3 Stocks Beating Sales and Earnings Forecasts

For U.S. corporations, the new way to grow is to shrink.

Consider the sales environment. Consumers have stashed away at least 5% of their after-tax income for 19 consecutive months. That's normal by historic standards, but not compared with the decade through 2008, when the savings rate averaged less than 3% and at times dipped below 1%.

Faced with such a drying-up of demand, companies have responded by shrinking production and cutting more than seven million jobs since 2007. As a result, they're looking prosperous. Per-share profits for large U.S. companies are forecast to approach record levels this year and top them next year.

How will companies grow their profits when cost-cutting opportunities dry up? Expect a merger wave. When one lean company buys another, the result is job overlap, layoffs and a nudging higher of profit margins.

The result of all this is leaping profitability but limp sales. Among S&P 500 companies, more than three-quarters beat earnings forecasts in their most recent quarterly report. Remarkably, 174 of them did so by at least 10%. However, only a dozen companies accomplished the same feat with their sales. Below are three companies that beat Wall Street estimates by double-digit percentages on sales and earnings. That there are so few of them bodes poorly for the broad market, perhaps, but long-term studies suggest that such double-surprisers tend to produce handsome stock returns.

Cummins

Engine-maker Cummins (CMI) reported on July 27 that its second-quarter sales increased 32% to $3.2 billion. Wall Street was looking for just $2.8 billion. Management raised its sales guidance for the full year by $1 billion to $13 billion. The company is cashing in on strong orders from fast-growing markets like Brazil, India and China, and from a surge in equipment spending among miners. Shares sell for 15 times this year's earnings forecast of $4.87 a share, which seems reasonable but not cheap. The company's earnings, however, are expected to surge past $6 a share next year. If that forecast holds, the stock price could well head higher. Either way, Cummins can afford to boost its dividend more than it did last month. Its new dividend of $1.05 a year, paid quarterly, makes for a yield of about 1.3%.

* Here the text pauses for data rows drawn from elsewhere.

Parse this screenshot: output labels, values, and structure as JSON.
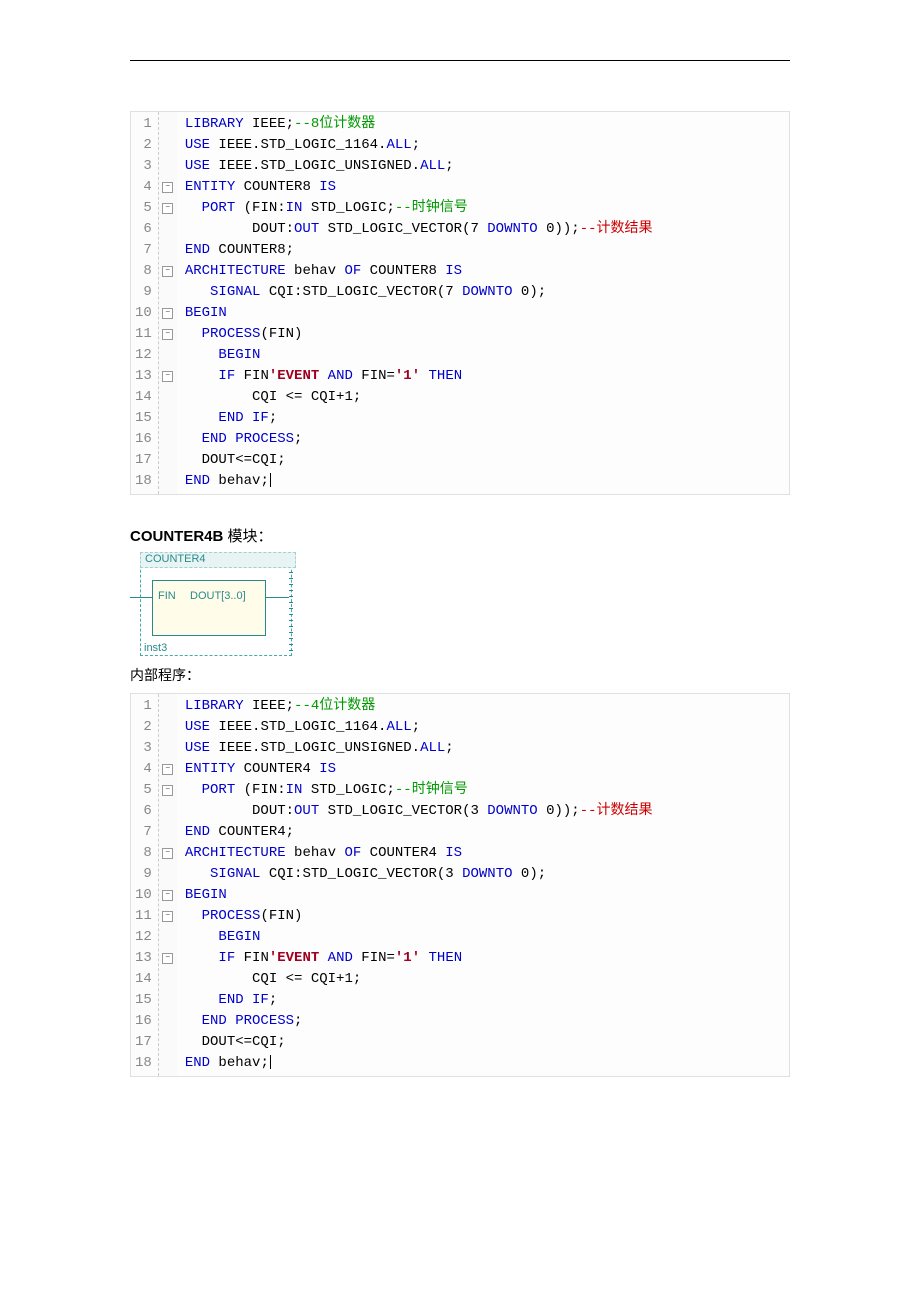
{
  "code8": {
    "lines": [
      {
        "num": "1",
        "fold": "",
        "seg": [
          [
            "kw-blue",
            "LIBRARY"
          ],
          [
            "plain-black",
            " IEEE;"
          ],
          [
            "comment-green",
            "--8位计数器"
          ]
        ]
      },
      {
        "num": "2",
        "fold": "",
        "seg": [
          [
            "kw-blue",
            "USE"
          ],
          [
            "plain-black",
            " IEEE.STD_LOGIC_1164."
          ],
          [
            "kw-blue",
            "ALL"
          ],
          [
            "plain-black",
            ";"
          ]
        ]
      },
      {
        "num": "3",
        "fold": "",
        "seg": [
          [
            "kw-blue",
            "USE"
          ],
          [
            "plain-black",
            " IEEE.STD_LOGIC_UNSIGNED."
          ],
          [
            "kw-blue",
            "ALL"
          ],
          [
            "plain-black",
            ";"
          ]
        ]
      },
      {
        "num": "4",
        "fold": "box",
        "seg": [
          [
            "kw-blue",
            "ENTITY"
          ],
          [
            "plain-black",
            " COUNTER8 "
          ],
          [
            "kw-blue",
            "IS"
          ]
        ]
      },
      {
        "num": "5",
        "fold": "box",
        "seg": [
          [
            "plain-black",
            "  "
          ],
          [
            "kw-blue",
            "PORT"
          ],
          [
            "plain-black",
            " (FIN:"
          ],
          [
            "kw-blue",
            "IN"
          ],
          [
            "plain-black",
            " STD_LOGIC;"
          ],
          [
            "comment-green",
            "--时钟信号"
          ]
        ]
      },
      {
        "num": "6",
        "fold": "",
        "seg": [
          [
            "plain-black",
            "        DOUT:"
          ],
          [
            "kw-blue",
            "OUT"
          ],
          [
            "plain-black",
            " STD_LOGIC_VECTOR(7 "
          ],
          [
            "kw-blue",
            "DOWNTO"
          ],
          [
            "plain-black",
            " 0));"
          ],
          [
            "comment-red",
            "--计数结果"
          ]
        ]
      },
      {
        "num": "7",
        "fold": "",
        "seg": [
          [
            "kw-blue",
            "END"
          ],
          [
            "plain-black",
            " COUNTER8;"
          ]
        ]
      },
      {
        "num": "8",
        "fold": "box",
        "seg": [
          [
            "kw-blue",
            "ARCHITECTURE"
          ],
          [
            "plain-black",
            " behav "
          ],
          [
            "kw-blue",
            "OF"
          ],
          [
            "plain-black",
            " COUNTER8 "
          ],
          [
            "kw-blue",
            "IS"
          ]
        ]
      },
      {
        "num": "9",
        "fold": "",
        "seg": [
          [
            "plain-black",
            "   "
          ],
          [
            "kw-blue",
            "SIGNAL"
          ],
          [
            "plain-black",
            " CQI:STD_LOGIC_VECTOR(7 "
          ],
          [
            "kw-blue",
            "DOWNTO"
          ],
          [
            "plain-black",
            " 0);"
          ]
        ]
      },
      {
        "num": "10",
        "fold": "box",
        "seg": [
          [
            "kw-blue",
            "BEGIN"
          ]
        ]
      },
      {
        "num": "11",
        "fold": "box",
        "seg": [
          [
            "plain-black",
            "  "
          ],
          [
            "kw-blue",
            "PROCESS"
          ],
          [
            "plain-black",
            "(FIN)"
          ]
        ]
      },
      {
        "num": "12",
        "fold": "",
        "seg": [
          [
            "plain-black",
            "    "
          ],
          [
            "kw-blue",
            "BEGIN"
          ]
        ]
      },
      {
        "num": "13",
        "fold": "box",
        "seg": [
          [
            "plain-black",
            "    "
          ],
          [
            "kw-blue",
            "IF"
          ],
          [
            "plain-black",
            " FIN"
          ],
          [
            "kw-red",
            "'EVENT"
          ],
          [
            "plain-black",
            " "
          ],
          [
            "kw-blue",
            "AND"
          ],
          [
            "plain-black",
            " FIN="
          ],
          [
            "kw-red",
            "'1'"
          ],
          [
            "plain-black",
            " "
          ],
          [
            "kw-blue",
            "THEN"
          ]
        ]
      },
      {
        "num": "14",
        "fold": "",
        "seg": [
          [
            "plain-black",
            "        CQI <= CQI+1;"
          ]
        ]
      },
      {
        "num": "15",
        "fold": "",
        "seg": [
          [
            "plain-black",
            "    "
          ],
          [
            "kw-blue",
            "END IF"
          ],
          [
            "plain-black",
            ";"
          ]
        ]
      },
      {
        "num": "16",
        "fold": "",
        "seg": [
          [
            "plain-black",
            "  "
          ],
          [
            "kw-blue",
            "END PROCESS"
          ],
          [
            "plain-black",
            ";"
          ]
        ]
      },
      {
        "num": "17",
        "fold": "",
        "seg": [
          [
            "plain-black",
            "  DOUT<=CQI;"
          ]
        ]
      },
      {
        "num": "18",
        "fold": "",
        "seg": [
          [
            "kw-blue",
            "END"
          ],
          [
            "plain-black",
            " behav;"
          ]
        ],
        "cursor": true
      }
    ]
  },
  "section": {
    "title_bold": "COUNTER4B",
    "title_rest": " 模块："
  },
  "diagram": {
    "title": "COUNTER4",
    "pin_in": "FIN",
    "pin_out": "DOUT[3..0]",
    "inst": "inst3"
  },
  "subtext": "内部程序：",
  "code4": {
    "lines": [
      {
        "num": "1",
        "fold": "",
        "seg": [
          [
            "kw-blue",
            "LIBRARY"
          ],
          [
            "plain-black",
            " IEEE;"
          ],
          [
            "comment-green",
            "--4位计数器"
          ]
        ]
      },
      {
        "num": "2",
        "fold": "",
        "seg": [
          [
            "kw-blue",
            "USE"
          ],
          [
            "plain-black",
            " IEEE.STD_LOGIC_1164."
          ],
          [
            "kw-blue",
            "ALL"
          ],
          [
            "plain-black",
            ";"
          ]
        ]
      },
      {
        "num": "3",
        "fold": "",
        "seg": [
          [
            "kw-blue",
            "USE"
          ],
          [
            "plain-black",
            " IEEE.STD_LOGIC_UNSIGNED."
          ],
          [
            "kw-blue",
            "ALL"
          ],
          [
            "plain-black",
            ";"
          ]
        ]
      },
      {
        "num": "4",
        "fold": "box",
        "seg": [
          [
            "kw-blue",
            "ENTITY"
          ],
          [
            "plain-black",
            " COUNTER4 "
          ],
          [
            "kw-blue",
            "IS"
          ]
        ]
      },
      {
        "num": "5",
        "fold": "box",
        "seg": [
          [
            "plain-black",
            "  "
          ],
          [
            "kw-blue",
            "PORT"
          ],
          [
            "plain-black",
            " (FIN:"
          ],
          [
            "kw-blue",
            "IN"
          ],
          [
            "plain-black",
            " STD_LOGIC;"
          ],
          [
            "comment-green",
            "--时钟信号"
          ]
        ]
      },
      {
        "num": "6",
        "fold": "",
        "seg": [
          [
            "plain-black",
            "        DOUT:"
          ],
          [
            "kw-blue",
            "OUT"
          ],
          [
            "plain-black",
            " STD_LOGIC_VECTOR(3 "
          ],
          [
            "kw-blue",
            "DOWNTO"
          ],
          [
            "plain-black",
            " 0));"
          ],
          [
            "comment-red",
            "--计数结果"
          ]
        ]
      },
      {
        "num": "7",
        "fold": "",
        "seg": [
          [
            "kw-blue",
            "END"
          ],
          [
            "plain-black",
            " COUNTER4;"
          ]
        ]
      },
      {
        "num": "8",
        "fold": "box",
        "seg": [
          [
            "kw-blue",
            "ARCHITECTURE"
          ],
          [
            "plain-black",
            " behav "
          ],
          [
            "kw-blue",
            "OF"
          ],
          [
            "plain-black",
            " COUNTER4 "
          ],
          [
            "kw-blue",
            "IS"
          ]
        ]
      },
      {
        "num": "9",
        "fold": "",
        "seg": [
          [
            "plain-black",
            "   "
          ],
          [
            "kw-blue",
            "SIGNAL"
          ],
          [
            "plain-black",
            " CQI:STD_LOGIC_VECTOR(3 "
          ],
          [
            "kw-blue",
            "DOWNTO"
          ],
          [
            "plain-black",
            " 0);"
          ]
        ]
      },
      {
        "num": "10",
        "fold": "box",
        "seg": [
          [
            "kw-blue",
            "BEGIN"
          ]
        ]
      },
      {
        "num": "11",
        "fold": "box",
        "seg": [
          [
            "plain-black",
            "  "
          ],
          [
            "kw-blue",
            "PROCESS"
          ],
          [
            "plain-black",
            "(FIN)"
          ]
        ]
      },
      {
        "num": "12",
        "fold": "",
        "seg": [
          [
            "plain-black",
            "    "
          ],
          [
            "kw-blue",
            "BEGIN"
          ]
        ]
      },
      {
        "num": "13",
        "fold": "box",
        "seg": [
          [
            "plain-black",
            "    "
          ],
          [
            "kw-blue",
            "IF"
          ],
          [
            "plain-black",
            " FIN"
          ],
          [
            "kw-red",
            "'EVENT"
          ],
          [
            "plain-black",
            " "
          ],
          [
            "kw-blue",
            "AND"
          ],
          [
            "plain-black",
            " FIN="
          ],
          [
            "kw-red",
            "'1'"
          ],
          [
            "plain-black",
            " "
          ],
          [
            "kw-blue",
            "THEN"
          ]
        ]
      },
      {
        "num": "14",
        "fold": "",
        "seg": [
          [
            "plain-black",
            "        CQI <= CQI+1;"
          ]
        ]
      },
      {
        "num": "15",
        "fold": "",
        "seg": [
          [
            "plain-black",
            "    "
          ],
          [
            "kw-blue",
            "END IF"
          ],
          [
            "plain-black",
            ";"
          ]
        ]
      },
      {
        "num": "16",
        "fold": "",
        "seg": [
          [
            "plain-black",
            "  "
          ],
          [
            "kw-blue",
            "END PROCESS"
          ],
          [
            "plain-black",
            ";"
          ]
        ]
      },
      {
        "num": "17",
        "fold": "",
        "seg": [
          [
            "plain-black",
            "  DOUT<=CQI;"
          ]
        ]
      },
      {
        "num": "18",
        "fold": "",
        "seg": [
          [
            "kw-blue",
            "END"
          ],
          [
            "plain-black",
            " behav;"
          ]
        ],
        "cursor": true
      }
    ]
  }
}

Freeport McMoRan Copper and Gold

Freeport McMoRan Copper and Gold (FCX) depends far more on the first metal in its name than the second. Copper is expected to make up more than three-quarters of next year's sales, versus 12% for gold. Prices for both metals are up nicely from a year ago, so it's not surprising that Freeport's sales of them last quarter topped management's earlier guidance by about 10%. Shares sell for less than nine times this year's earnings forecast of $7.54, a sign that investors worry commodity prices could fall. Even assuming they will, shares might be a good deal. Canaccord Genuity assumes for forecasting purposes that copper prices will fall 4% by 2012 and gold will drop 9%. The broker reckons Freeport will nonetheless earn more than $7 a share in 2012.

Teradyne

Teradyne (TER) makes automated test equipment, mostly for semiconductor manufacturers. Last quarter, the company reported its highest earnings in a decade. There are a few reasons. First, spending on personal electronics, especially smartphones, has been relatively strong this year. Second, the increasing complexity of such devices means manufacturers must cram more circuits into a given amount of space, increasing the need for careful testing. Third, management at Teradyne says the company is gaining share. Financial results, although strong at the moment, are volatile. Last year Teradyne lost money. This year it's expected to earn $2.45 a share. That figure puts the stock at less than four times earnings, making it one of the cheapest in the S&P 500 index relative to earnings forecasts.